SCH.cx – Security Researchers Suggested Not To Use This App After Discovering 7 Trackers in LastPass. According to The Register, a security researcher, Kuketz, after discovering seven trackers in the LastPass password manager application, recommends not to use the LastPass password manager. Although there is no suggestion that these trackers are transferring users’ actual passwords or usernames, the existence of trackers is a bad practice for a security-critical application that processes such sensitive information.
In response to the report, a LastPass spokesperson said that the company collects limited data, which is the use of LastPass to help it improve and optimize its products. Importantly, LastPass told The Register that no sensitive personally identifiable user data or activities can be passed through these trackers, and users can opt-out of analysis in the privacy section of the advanced settings menu.
LastPass’s trackers include 4 trackers from Google that handle analysis and collision reports, and one from a company called Segment, which is said to collect data for the marketing team. Kuketz analysis of the data being transmitted, and found, including smartphones whether the make and model information and user information about biometric security features enabled. Kuketz said that even if the transmitted data is not personally identifiable information, just integrating these third-party codes at the first time introduces the possibility of security vulnerabilities.

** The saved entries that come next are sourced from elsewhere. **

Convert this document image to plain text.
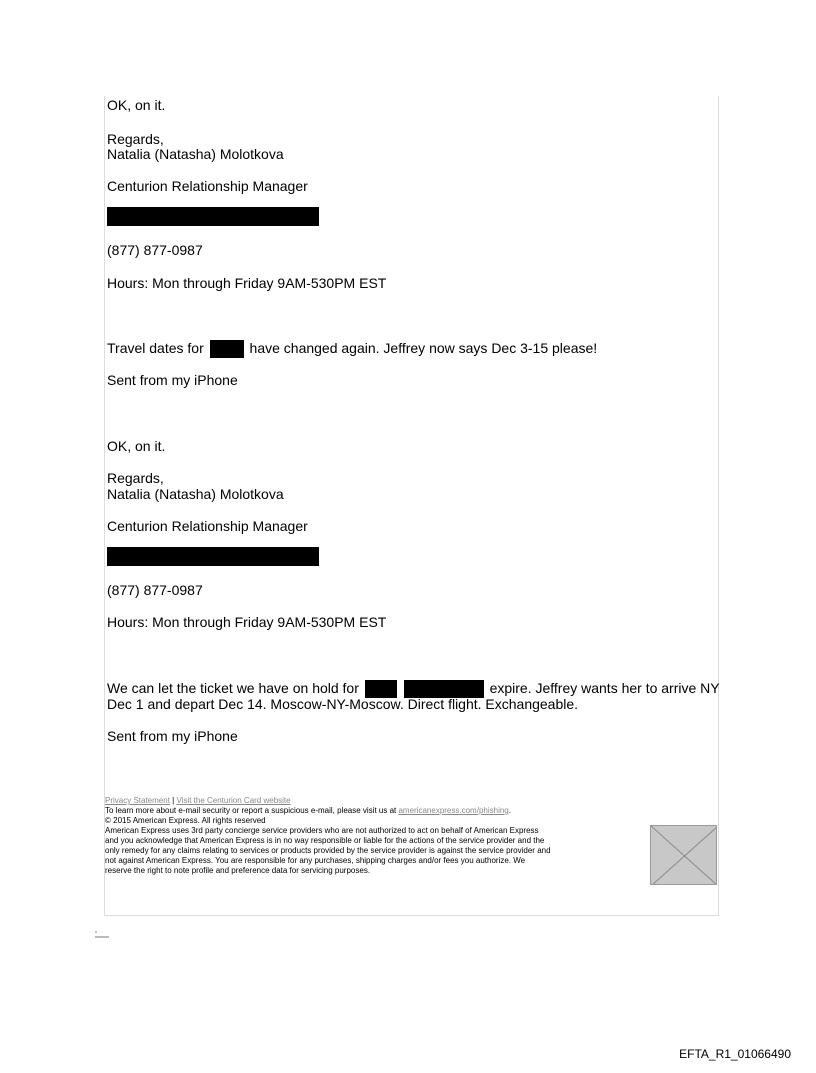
OK, on it.
Regards,
Natalia (Natasha) Molotkova
Centurion Relationship Manager
(877) 877-0987
Hours: Mon through Friday 9AM-530PM EST
Travel dates for	have changed again. Jeffrey now says Dec 3-15 please!
Sent from my iPhone
OK, on it.
Regards,
Natalia (Natasha) Molotkova
Centurion Relationship Manager
(877) 877-0987
Hours: Mon through Friday 9AM-530PM EST
We can let the ticket we have on hold for	expire. Jeffrey wants her to arrive NY
Dec 1 and depart Dec 14. Moscow-NY-Moscow. Direct flight. Exchangeable.
Sent from my iPhone
Privacy Statement | Visit the Centurion Card website
To learn more about e-mail security or report a suspicious e-mail, please visit us at americanexpress.com/phishing.
© 2015 American Express. All rights reserved
American Express uses 3rd party concierge service providers who are not authorized to act on behalf of American Express
and you acknowledge that American Express is in no way responsible or liable for the actions of the service provider and the
only remedy for any claims relating to services or products provided by the service provider is against the service provider and
not against American Express. You are responsible for any purchases, shipping charges and/or fees you authorize. We
reserve the right to note profile and preference data for servicing purposes.
EFTA_R1_01066490
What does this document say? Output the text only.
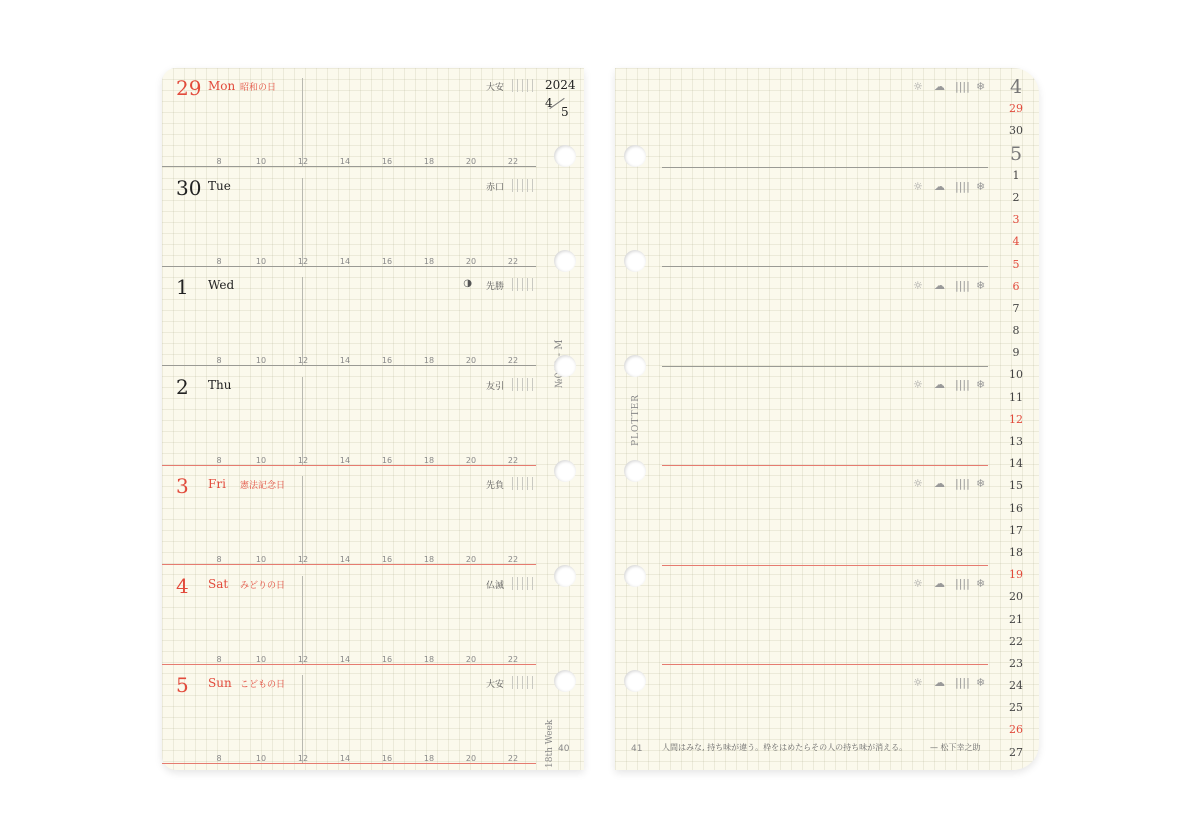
2024
4
5
18th Week 40
29 Mon 昭和の日	大安
8	10	12	14	16	18	20	22
30 Tue	赤口
8	10	12	14	16	18	20	22
1 Wed	◑ 先勝
8	10	12	14	16	18	20	22
2 Thu	友引
8	10	12	14	16	18	20	22
3 Fri 憲法記念日	先負
8	10	12	14	16	18	20	22
4 Sat みどりの日	仏滅
8	10	12	14	16	18	20	22
5 Sun こどもの日	大安
8	10	12	14	16	18	20	22
PLOTTER
☼ ☁ |||| ❄
☼ ☁ |||| ❄
☼ ☁ |||| ❄
☼ ☁ |||| ❄
☼ ☁ |||| ❄
☼ ☁ |||| ❄
☼ ☁ |||| ❄
41 人間はみな, 持ち味が違う。枠をはめたらその人の持ち味が消える。	— 松下幸之助
4
29
30
5
1
2
3
4
5
6
7
8
9
10
11
12
13
14
15
16
17
18
19
20
21
22
23
24
25
26
27
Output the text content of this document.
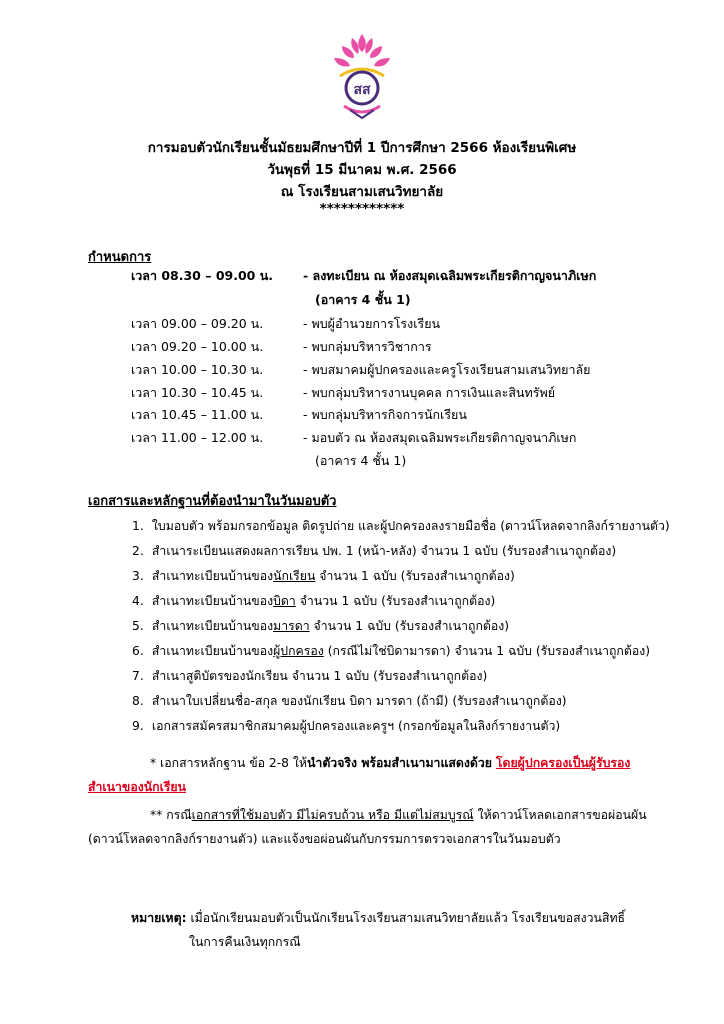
สส
การมอบตัวนักเรียนชั้นมัธยมศึกษาปีที่ 1 ปีการศึกษา 2566 ห้องเรียนพิเศษ
วันพุธที่ 15 มีนาคม พ.ศ. 2566
ณ โรงเรียนสามเสนวิทยาลัย
************
กำหนดการ
เวลา 08.30 – 09.00 น. - ลงทะเบียน ณ ห้องสมุดเฉลิมพระเกียรติกาญจนาภิเษก
(อาคาร 4 ชั้น 1)
เวลา 09.00 – 09.20 น.	- พบผู้อำนวยการโรงเรียน
เวลา 09.20 – 10.00 น.	- พบกลุ่มบริหารวิชาการ
เวลา 10.00 – 10.30 น.	- พบสมาคมผู้ปกครองและครูโรงเรียนสามเสนวิทยาลัย
เวลา 10.30 – 10.45 น.	- พบกลุ่มบริหารงานบุคคล การเงินและสินทรัพย์
เวลา 10.45 – 11.00 น.	- พบกลุ่มบริหารกิจการนักเรียน
เวลา 11.00 – 12.00 น.	- มอบตัว ณ ห้องสมุดเฉลิมพระเกียรติกาญจนาภิเษก
(อาคาร 4 ชั้น 1)
เอกสารและหลักฐานที่ต้องนำมาในวันมอบตัว
1. ใบมอบตัว พร้อมกรอกข้อมูล ติดรูปถ่าย และผู้ปกครองลงรายมือชื่อ (ดาวน์โหลดจากลิงก์รายงานตัว)
2. สำเนาระเบียนแสดงผลการเรียน ปพ. 1 (หน้า-หลัง) จำนวน 1 ฉบับ (รับรองสำเนาถูกต้อง)
3. สำเนาทะเบียนบ้านของนักเรียน จำนวน 1 ฉบับ (รับรองสำเนาถูกต้อง)
4. สำเนาทะเบียนบ้านของบิดา จำนวน 1 ฉบับ (รับรองสำเนาถูกต้อง)
5. สำเนาทะเบียนบ้านของมารดา จำนวน 1 ฉบับ (รับรองสำเนาถูกต้อง)
6. สำเนาทะเบียนบ้านของผู้ปกครอง (กรณีไม่ใช่บิดามารดา) จำนวน 1 ฉบับ (รับรองสำเนาถูกต้อง)
7. สำเนาสูติบัตรของนักเรียน จำนวน 1 ฉบับ (รับรองสำเนาถูกต้อง)
8. สำเนาใบเปลี่ยนชื่อ-สกุล ของนักเรียน บิดา มารดา (ถ้ามี) (รับรองสำเนาถูกต้อง)
9. เอกสารสมัครสมาชิกสมาคมผู้ปกครองและครูฯ (กรอกข้อมูลในลิงก์รายงานตัว)
* เอกสารหลักฐาน ข้อ 2-8 ให้นำตัวจริง พร้อมสำเนามาแสดงด้วย โดยผู้ปกครองเป็นผู้รับรอง
สำเนาของนักเรียน
** กรณีเอกสารที่ใช้มอบตัว มีไม่ครบถ้วน หรือ มีแต่ไม่สมบูรณ์ ให้ดาวน์โหลดเอกสารขอผ่อนผัน
(ดาวน์โหลดจากลิงก์รายงานตัว) และแจ้งขอผ่อนผันกับกรรมการตรวจเอกสารในวันมอบตัว
หมายเหตุ: เมื่อนักเรียนมอบตัวเป็นนักเรียนโรงเรียนสามเสนวิทยาลัยแล้ว โรงเรียนขอสงวนสิทธิ์
ในการคืนเงินทุกกรณี
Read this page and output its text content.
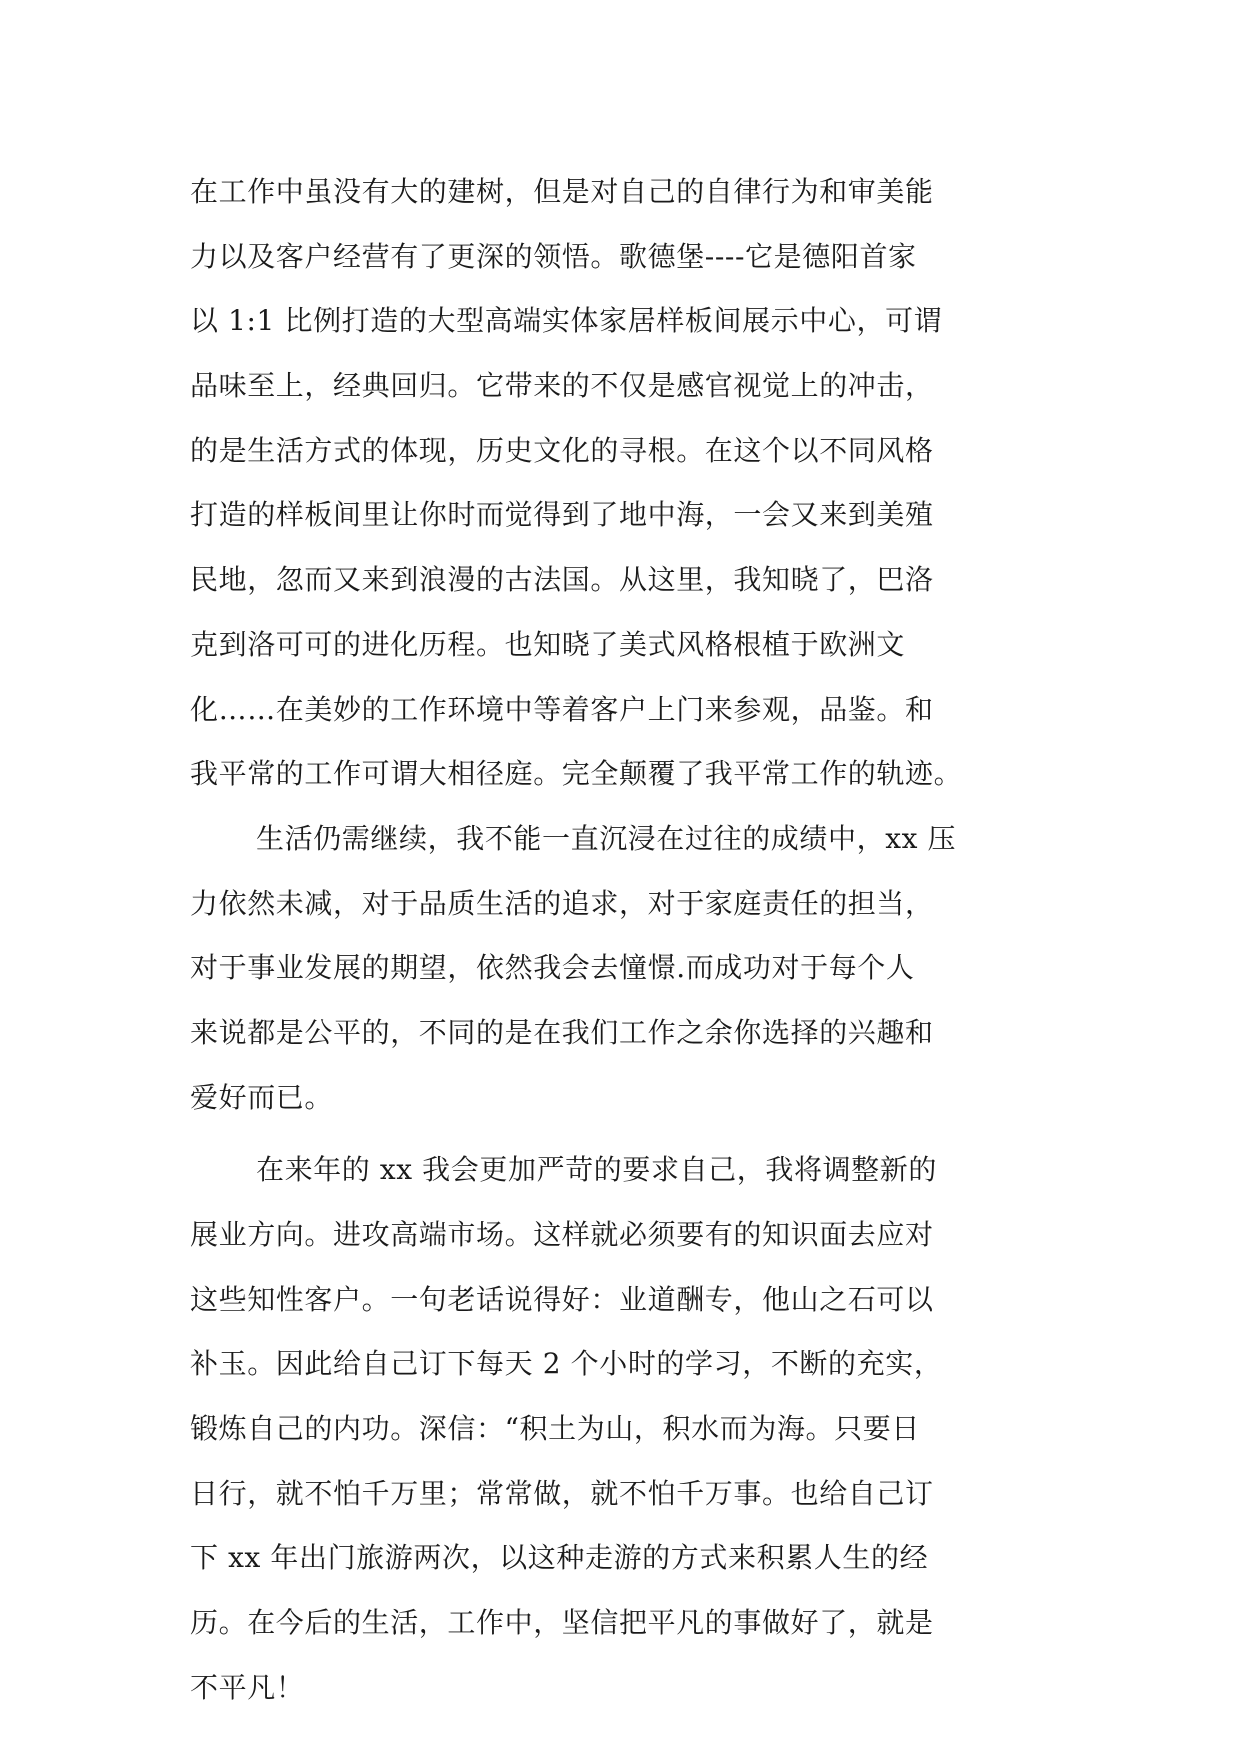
在工作中虽没有大的建树，但是对自己的自律行为和审美能
力以及客户经营有了更深的领悟。歌德堡----它是德阳首家
以 1:1 比例打造的大型高端实体家居样板间展示中心，可谓
品味至上，经典回归。它带来的不仅是感官视觉上的冲击，
的是生活方式的体现，历史文化的寻根。在这个以不同风格
打造的样板间里让你时而觉得到了地中海，一会又来到美殖
民地，忽而又来到浪漫的古法国。从这里，我知晓了，巴洛
克到洛可可的进化历程。也知晓了美式风格根植于欧洲文
化……在美妙的工作环境中等着客户上门来参观，品鉴。和
我平常的工作可谓大相径庭。完全颠覆了我平常工作的轨迹。
生活仍需继续，我不能一直沉浸在过往的成绩中，xx 压
力依然未减，对于品质生活的追求，对于家庭责任的担当，
对于事业发展的期望，依然我会去憧憬.而成功对于每个人
来说都是公平的，不同的是在我们工作之余你选择的兴趣和
爱好而已。
在来年的 xx 我会更加严苛的要求自己，我将调整新的
展业方向。进攻高端市场。这样就必须要有的知识面去应对
这些知性客户。一句老话说得好：业道酬专，他山之石可以
补玉。因此给自己订下每天 2 个小时的学习，不断的充实，
锻炼自己的内功。深信：“积土为山，积水而为海。只要日
日行，就不怕千万里；常常做，就不怕千万事。也给自己订
下 xx 年出门旅游两次，以这种走游的方式来积累人生的经
历。在今后的生活，工作中，坚信把平凡的事做好了，就是
不平凡！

LastPass is not the only password manager that includes such trackers, but it seems to have more than many popular competitors. According to data from Exodus Privacy, there are only two free alternative products Bitwarden, while RoboForm and Dashlane have four, and 1Password does not. The report was released after LastPass announced strict restrictions on the features of its free tier. Although free users can currently store an unlimited number of passwords across devices without limitation, they will soon have to choose a device to view and manage passwords, namely mobile phones or computers, unless they want to pay for this service. These changes will take effect on March 16.